The S&P/ASX 200 reached a high of 5441 points early before falling back, eventually clawing four points higher to 5412.
The basic materials sector was one of the market’s worst performers, finishing 0.5% lower.
The midday fall came on the back of new data from the HSBC China Manufacturing Purchasing Managers’ Index, which signalled a bigger than expected slowdown in Chinese manufacturing.
The latest PMI came in at 48.3, a seven-month low, with all indicators moving lower.
“February’s flash reading of the HSBC China Manufacturing PMI moderated further as new orders and production contracted, reflecting the renewed destocking activities,” HSBC co-head of Asian economic research Hongbin Qu said.
“The building-up of disinflationary pressures implies that the underlying momentum for manufacturing growth could be weakening.”
On the local market most mining companies were lower, with BHP Billiton dropping 0.1% to $A38.70 and Rio Tinto down 0.9% to $69.59.
Gold stocks had varying results, with Atlantic Gold up 23.4% to 2.1c, Dacian Gold up 14.7% to 35c and Ausgold up 23.4% to 2.1c.

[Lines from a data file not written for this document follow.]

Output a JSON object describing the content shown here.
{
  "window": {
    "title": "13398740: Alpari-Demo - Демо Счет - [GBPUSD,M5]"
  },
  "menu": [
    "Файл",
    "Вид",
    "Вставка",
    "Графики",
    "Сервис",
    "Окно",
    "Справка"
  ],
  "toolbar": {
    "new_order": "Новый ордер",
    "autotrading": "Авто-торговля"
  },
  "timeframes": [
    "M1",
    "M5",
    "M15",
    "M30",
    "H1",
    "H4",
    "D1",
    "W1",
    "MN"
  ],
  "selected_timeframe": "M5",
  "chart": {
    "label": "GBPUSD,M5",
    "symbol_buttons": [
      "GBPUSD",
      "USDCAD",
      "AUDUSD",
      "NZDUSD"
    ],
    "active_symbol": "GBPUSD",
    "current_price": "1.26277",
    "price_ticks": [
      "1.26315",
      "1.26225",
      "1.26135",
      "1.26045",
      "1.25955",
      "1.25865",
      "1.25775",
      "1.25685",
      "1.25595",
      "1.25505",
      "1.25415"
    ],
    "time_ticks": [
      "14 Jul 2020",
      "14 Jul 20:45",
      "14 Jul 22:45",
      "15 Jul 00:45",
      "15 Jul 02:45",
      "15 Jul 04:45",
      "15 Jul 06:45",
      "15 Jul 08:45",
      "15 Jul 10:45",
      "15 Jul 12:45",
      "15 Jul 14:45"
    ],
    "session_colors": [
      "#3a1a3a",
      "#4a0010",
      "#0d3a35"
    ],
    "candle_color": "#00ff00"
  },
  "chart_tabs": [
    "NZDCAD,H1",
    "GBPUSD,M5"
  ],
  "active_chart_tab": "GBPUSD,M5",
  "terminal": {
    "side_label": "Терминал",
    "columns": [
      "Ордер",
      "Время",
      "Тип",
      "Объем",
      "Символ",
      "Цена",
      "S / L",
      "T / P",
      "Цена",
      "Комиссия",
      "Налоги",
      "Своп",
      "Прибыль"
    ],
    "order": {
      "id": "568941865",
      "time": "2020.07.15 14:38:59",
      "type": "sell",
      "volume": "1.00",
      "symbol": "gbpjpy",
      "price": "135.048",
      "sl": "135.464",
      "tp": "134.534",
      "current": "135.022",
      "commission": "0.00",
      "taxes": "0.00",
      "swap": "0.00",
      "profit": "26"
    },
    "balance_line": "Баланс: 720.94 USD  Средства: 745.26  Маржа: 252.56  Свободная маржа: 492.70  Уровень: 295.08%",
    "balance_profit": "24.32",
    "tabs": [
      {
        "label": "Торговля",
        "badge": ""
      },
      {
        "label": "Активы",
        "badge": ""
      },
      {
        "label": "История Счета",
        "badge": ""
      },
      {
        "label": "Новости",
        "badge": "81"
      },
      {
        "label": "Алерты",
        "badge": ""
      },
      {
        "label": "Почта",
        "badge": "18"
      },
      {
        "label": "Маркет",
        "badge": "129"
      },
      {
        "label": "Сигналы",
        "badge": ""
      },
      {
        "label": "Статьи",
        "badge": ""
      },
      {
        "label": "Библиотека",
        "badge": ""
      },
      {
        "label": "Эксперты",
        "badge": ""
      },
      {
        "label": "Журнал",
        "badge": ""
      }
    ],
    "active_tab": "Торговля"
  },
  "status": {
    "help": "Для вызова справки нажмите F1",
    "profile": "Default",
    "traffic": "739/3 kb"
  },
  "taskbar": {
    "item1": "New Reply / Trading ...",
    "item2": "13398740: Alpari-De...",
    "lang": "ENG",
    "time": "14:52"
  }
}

West African Resources also moved 11.4% higher to 14.5c after purchasing a second-hand heap leach plant with the aim of fast-tracking first gold production in 2015.
Losses from the sector came from Crucible Gold, which dropped 12.5% to 3.5c, while Timpetra Resources lost 13.5% to 9.5c.
Elsewhere, iron ore explorer Nevada Iron fell 11.8% to 75c, but Terramin Australia rose 12.1% to 3.7c.
Rimfire Pacific Mining was also down 10% to 2.7c, and gold and base metals-focused Anglo Australian Resources fell 19.3% to 2.5c.
PanAust was also down 5.4% to $1.88 after releasing its financial results for the 12 months to December.